The cheaters' bible -- I mean strategy guide -- has long given video-game players a way to work through titles' particularly frustrating and time-consuming levels while enjoying a colorful monograph loaded with information and artwork.
GameTime simply has recast the guide from bookshelf clutter to DVD with its first release, which gives the commando in the family helpful solutions for graphically battling violent thugs.
For those unfamiliar with Rainbow Six 3, the squad-controlling first-person shooter has a single-player take on the role of Ding Chavez, the leader of an elite international anti-terrorist unit code-named Rainbow in the year 2007. The player must work through 14 missions ranging from saving hostages to defusing bombs.
The game becomes a multimedia experience with the help of a headset, sold separately, that allows the player to bark out commands to his computer-generated team members.
Thanks to GameTime's digital video guide, a player can pop the disc into any computer or entertainment console with a DVD drive and walk through all the missions of the game while someone else does the hard work.

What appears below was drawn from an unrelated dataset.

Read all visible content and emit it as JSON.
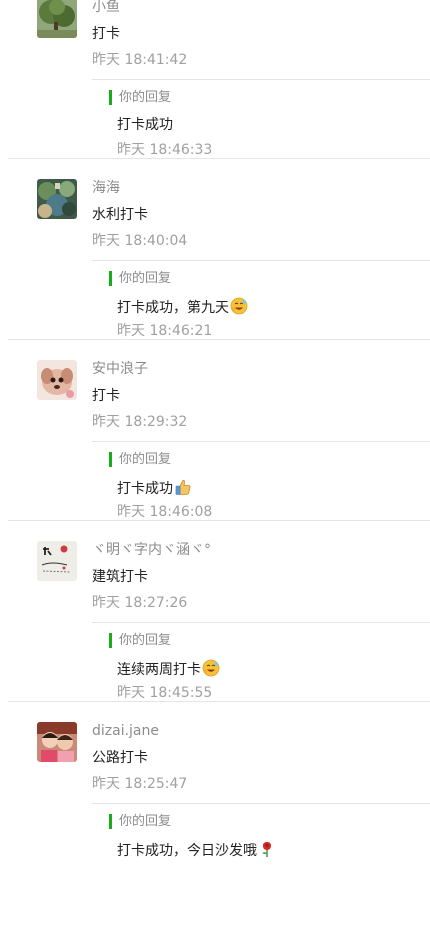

The presentations are clear and concise, and the narrator-instructor never stumbles while offering a comprehensive overview, including weapons required. Viewers with a separate DVD player hooked up to newer televisions should be able to toggle back and forth easily between Xbox and guide.
One may wonder why someone would pay $49.99 for a game and then spend another $14.99 to cheat his way through it. Well, in this multitasking society in which minutes have become precious commodities, most of us don't have time to lock ourselves in a bunker and completely master a title, especially one as intense and consuming as Rainbow Six 3.